Ingredients:

  • 1 lb (454g) ground beef (80/20 blend recommended for flavor)
  • 2 teaspoons (10g) kosher salt
  • ½ teaspoon (1.25g) black pepper, freshly ground
  • ½ medium yellow onion, finely diced (approx. ½ cup/75g)
  • ½ cup (75g) dill pickles, diced (Claussen recommended for crunch)
  • 2 cups (200g) cheddar cheese, shredded (sharp cheddar adds a nice kick)
  • 17 egg roll wrappers (check expiration date; fresh wrappers are easier to work with)
  • Canola or vegetable oil, for frying (approximately 4-6 cups)
  • 1 large egg
  • 1 tablespoon (15ml) water
  • ½ cup (120ml) mayonnaise (full-fat for best flavor)
  • 3 tablespoons (45ml) sweet pickle relish
  • 1 tablespoon (15ml) yellow onion, very finely minced (use a microplane or finely chop)
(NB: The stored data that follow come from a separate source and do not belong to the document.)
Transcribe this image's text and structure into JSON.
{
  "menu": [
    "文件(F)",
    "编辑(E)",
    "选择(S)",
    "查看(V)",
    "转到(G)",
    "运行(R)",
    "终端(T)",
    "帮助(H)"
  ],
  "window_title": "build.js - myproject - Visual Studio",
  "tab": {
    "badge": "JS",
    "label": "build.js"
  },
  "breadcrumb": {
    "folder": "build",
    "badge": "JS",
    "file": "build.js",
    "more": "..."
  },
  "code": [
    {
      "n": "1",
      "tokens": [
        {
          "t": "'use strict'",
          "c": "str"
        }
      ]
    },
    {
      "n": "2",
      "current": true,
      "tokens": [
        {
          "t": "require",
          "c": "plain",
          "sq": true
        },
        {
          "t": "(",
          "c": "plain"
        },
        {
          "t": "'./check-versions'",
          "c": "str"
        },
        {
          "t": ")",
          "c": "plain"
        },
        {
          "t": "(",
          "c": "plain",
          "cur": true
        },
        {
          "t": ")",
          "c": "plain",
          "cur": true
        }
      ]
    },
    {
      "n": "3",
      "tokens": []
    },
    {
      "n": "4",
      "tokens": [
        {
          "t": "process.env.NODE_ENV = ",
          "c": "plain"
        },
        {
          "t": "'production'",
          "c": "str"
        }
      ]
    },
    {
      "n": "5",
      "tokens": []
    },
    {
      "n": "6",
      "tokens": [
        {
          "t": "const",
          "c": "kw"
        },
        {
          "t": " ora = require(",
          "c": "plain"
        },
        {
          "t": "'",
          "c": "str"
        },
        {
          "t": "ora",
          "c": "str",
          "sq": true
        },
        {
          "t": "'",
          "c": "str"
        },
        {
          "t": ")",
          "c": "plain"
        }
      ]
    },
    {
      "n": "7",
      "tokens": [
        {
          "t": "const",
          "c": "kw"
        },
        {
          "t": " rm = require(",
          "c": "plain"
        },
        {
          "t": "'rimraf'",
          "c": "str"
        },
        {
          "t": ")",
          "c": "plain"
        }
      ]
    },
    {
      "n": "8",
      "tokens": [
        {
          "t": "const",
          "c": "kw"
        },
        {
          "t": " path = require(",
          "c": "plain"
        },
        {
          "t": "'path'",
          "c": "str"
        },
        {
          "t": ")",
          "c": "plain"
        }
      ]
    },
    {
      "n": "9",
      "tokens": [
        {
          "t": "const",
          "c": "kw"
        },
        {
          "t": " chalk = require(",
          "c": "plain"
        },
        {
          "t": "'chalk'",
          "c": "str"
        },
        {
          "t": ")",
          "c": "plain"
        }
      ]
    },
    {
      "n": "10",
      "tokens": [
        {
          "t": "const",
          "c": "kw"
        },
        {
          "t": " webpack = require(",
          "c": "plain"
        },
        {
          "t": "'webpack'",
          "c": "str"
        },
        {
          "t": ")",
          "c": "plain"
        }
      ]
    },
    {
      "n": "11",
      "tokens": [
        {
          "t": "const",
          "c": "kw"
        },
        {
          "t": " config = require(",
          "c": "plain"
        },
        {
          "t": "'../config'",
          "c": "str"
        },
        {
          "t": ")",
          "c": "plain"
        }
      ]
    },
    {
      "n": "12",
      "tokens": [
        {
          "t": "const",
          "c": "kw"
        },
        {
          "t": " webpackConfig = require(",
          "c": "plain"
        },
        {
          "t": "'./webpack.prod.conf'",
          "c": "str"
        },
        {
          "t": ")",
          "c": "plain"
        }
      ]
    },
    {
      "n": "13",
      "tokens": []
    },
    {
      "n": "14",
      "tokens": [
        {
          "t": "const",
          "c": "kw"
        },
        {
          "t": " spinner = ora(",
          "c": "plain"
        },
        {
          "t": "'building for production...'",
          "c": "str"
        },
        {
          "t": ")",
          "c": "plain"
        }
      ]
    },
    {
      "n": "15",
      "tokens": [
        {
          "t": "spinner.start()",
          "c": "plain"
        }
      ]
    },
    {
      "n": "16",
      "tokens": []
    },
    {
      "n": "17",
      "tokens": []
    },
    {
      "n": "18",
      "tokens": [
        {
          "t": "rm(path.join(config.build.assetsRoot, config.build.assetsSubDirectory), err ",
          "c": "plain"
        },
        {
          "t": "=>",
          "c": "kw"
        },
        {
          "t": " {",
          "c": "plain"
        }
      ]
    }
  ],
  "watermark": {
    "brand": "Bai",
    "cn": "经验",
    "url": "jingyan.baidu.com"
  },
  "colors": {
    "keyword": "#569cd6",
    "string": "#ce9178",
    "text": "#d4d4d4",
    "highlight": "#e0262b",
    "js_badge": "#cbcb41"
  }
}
  • 1 tablespoon (15ml) white vinegar
  • 2 tablespoons (30ml) ketchup
  • 2 teaspoons (10ml) yellow mustard
  • ½ teaspoon (2.5ml) paprika
  • ¼ teaspoon (1.25ml) onion powder
  • ¼ teaspoon (1.25ml) salt

Instructions:

  1. Brown ground beef in a large skillet over medium heat. Drain excess fat.
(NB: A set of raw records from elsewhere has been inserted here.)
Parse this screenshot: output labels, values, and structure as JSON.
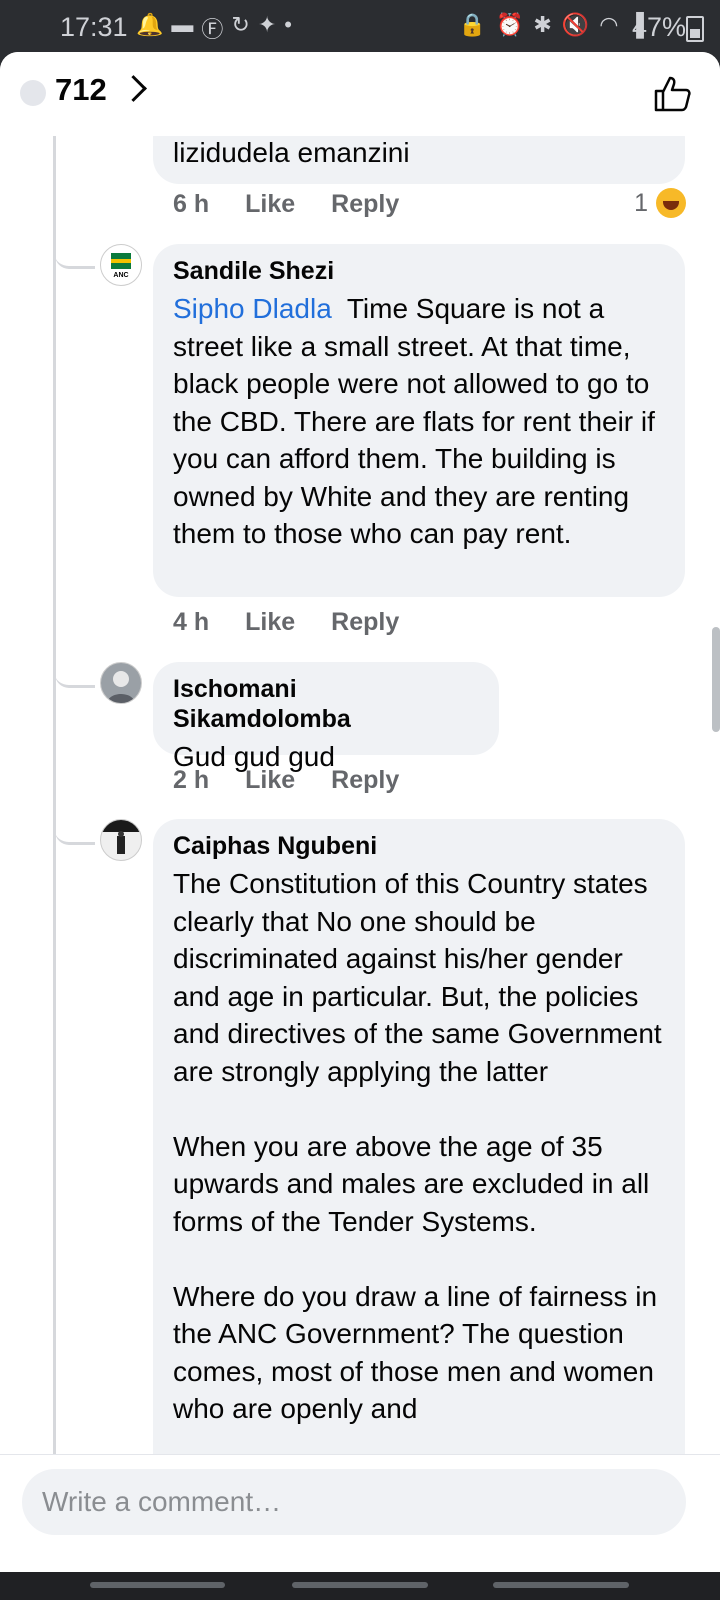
{
  "status_bar": {
    "time": "17:31",
    "left_icons": [
      "notification-icon",
      "message-icon",
      "facebook-icon",
      "sync-icon",
      "twitter-icon",
      "dot-icon"
    ],
    "right_icons": [
      "lock-icon",
      "alarm-icon",
      "bluetooth-icon",
      "mute-icon",
      "wifi-icon",
      "signal-icon"
    ],
    "battery": "47%"
  },
  "header": {
    "reaction_count": "712"
  },
  "comments": [
    {
      "text": "lizidudela emanzini",
      "time": "6 h",
      "like": "Like",
      "reply": "Reply",
      "reaction_count": "1",
      "reaction": "laugh-emoji"
    },
    {
      "author": "Sandile Shezi",
      "avatar_text": "ANC",
      "mention": "Sipho Dladla",
      "text": "Time Square is not a street like a small street. At that time, black people were not allowed to go to the CBD. There are flats for rent their if you can afford them. The building is owned by White and they are renting them to those who can pay rent.",
      "time": "4 h",
      "like": "Like",
      "reply": "Reply"
    },
    {
      "author": "Ischomani Sikamdolomba",
      "text": "Gud gud gud",
      "time": "2 h",
      "like": "Like",
      "reply": "Reply"
    },
    {
      "author": "Caiphas Ngubeni",
      "text": "The Constitution of this Country states clearly that No one should be discriminated against his/her gender and age in particular. But, the policies and directives of the same Government are strongly applying the latter\n\nWhen you are above the age of 35 upwards and males are excluded in all forms of the Tender Systems.\n\nWhere do you draw a line of fairness in the ANC Government? The question comes, most of those men and women who are openly and"
    }
  ],
  "composer": {
    "placeholder": "Write a comment…"
  },
  "colors": {
    "mention": "#216fdb",
    "bubble": "#f0f2f5",
    "meta": "#65676b"
  }
}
  2. Add diced onions and cook until softened (about 2 minutes).
  3. Remove from heat and stir in cheddar cheese, diced pickles, salt, and pepper.
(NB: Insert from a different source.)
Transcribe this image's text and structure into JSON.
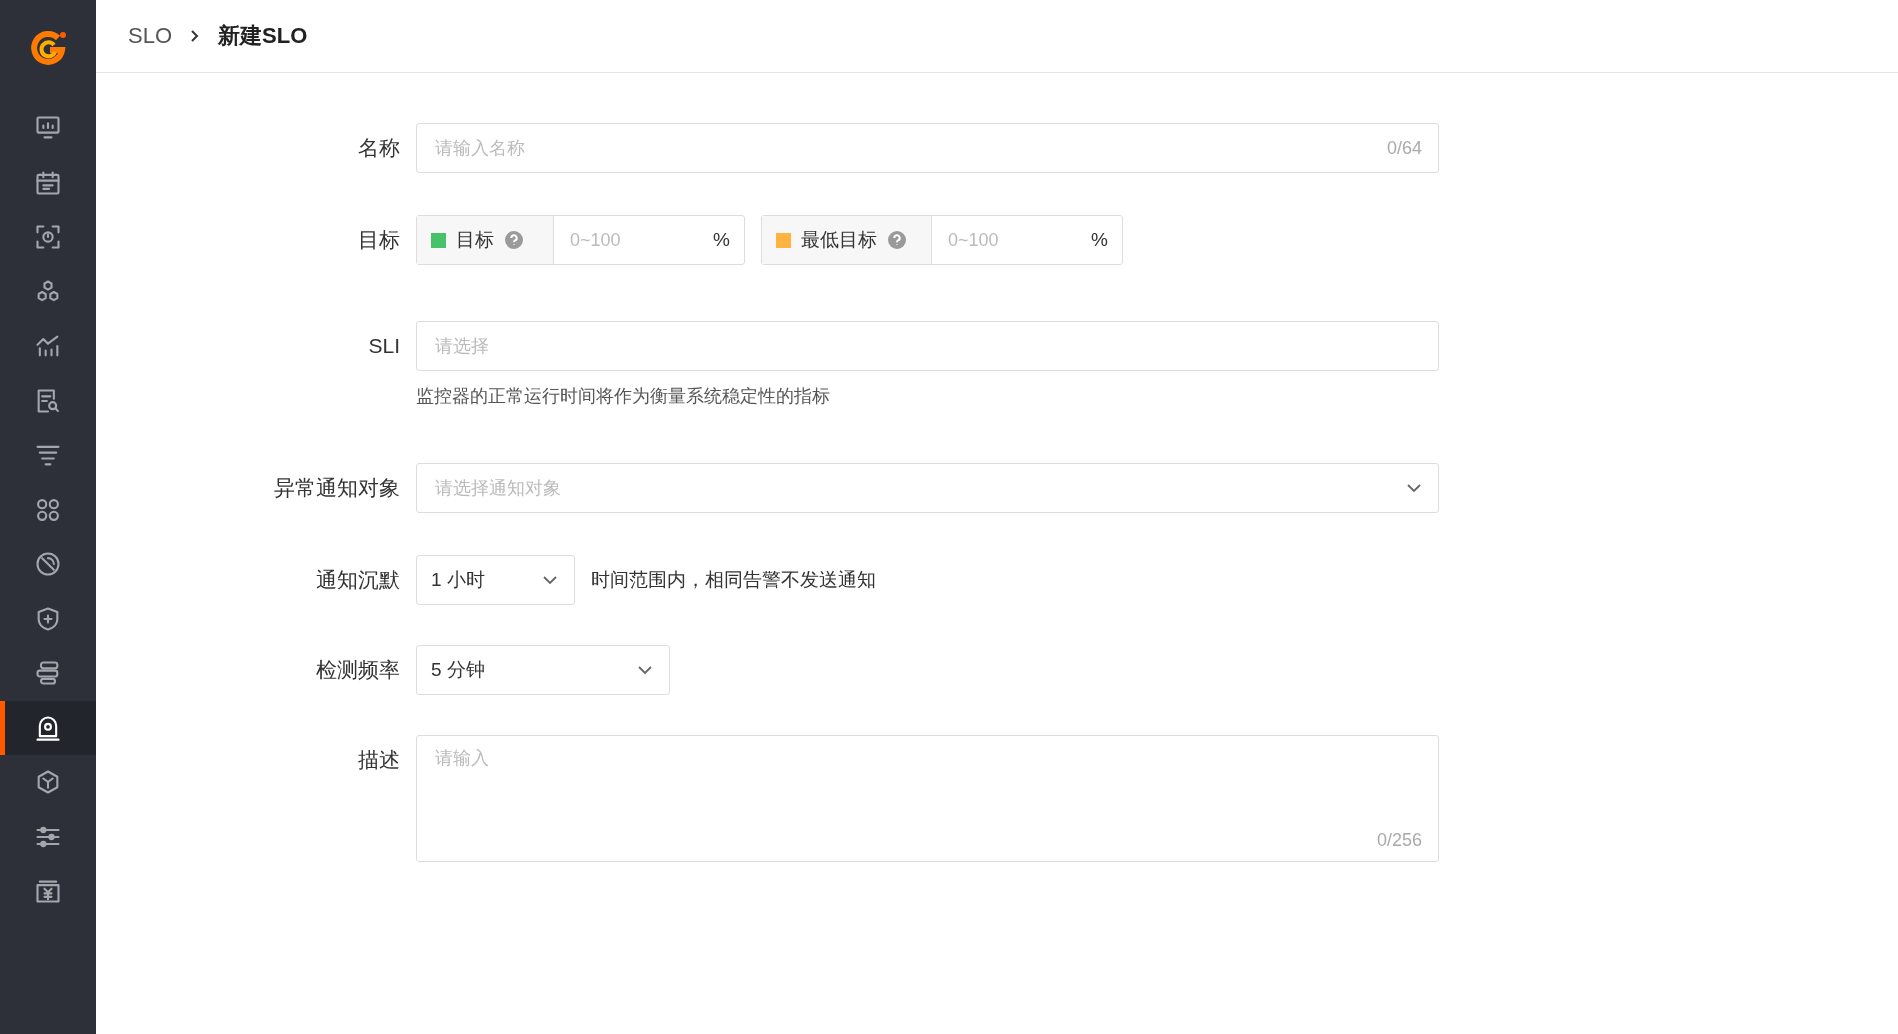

  4. Let the filling cool completely before assembling the egg rolls. This is crucial for preventing soggy wrappers.
  5. Whisk together egg and water in a small bowl for the egg wash. Set aside.
  6. In a separate bowl, whisk together all Secret Sauce ingredients until well combined. Cover and refrigerate until serving.
  7. Lay an egg roll wrapper on a clean surface, with one corner pointing towards you (diamond shape).
  8. Brush all edges of the wrapper lightly with egg wash.
  9. Place 3-4 tablespoons of cooled filling in the lower third of the wrapper.
  10. Fold the bottom corner over the filling, tuck tightly, and press down gently.
  11. Fold the right and left corners inward, towards the center.
  12. Brush the remaining top corner with egg wash.
  13. Roll the egg roll tightly, sealing the edge with the egg wash.
  14. Repeat with remaining wrappers and filling.
  15. Heat oil in a deep fryer or large pot to 350°F (175°C). Use a candy thermometer to monitor the temperature.
  16. Carefully add 5-6 egg rolls at a time to the hot oil, ensuring not to overcrowd the fryer.
  17. Fry for 3-4 minutes per side, or until golden brown and crispy.
  18. Remove from oil and drain on paper towels.
  19. Place fried egg rolls on a wire rack to drain excess oil and maintain crispiness.
  20. Serve immediately with the chilled Secret Sauce for dipping.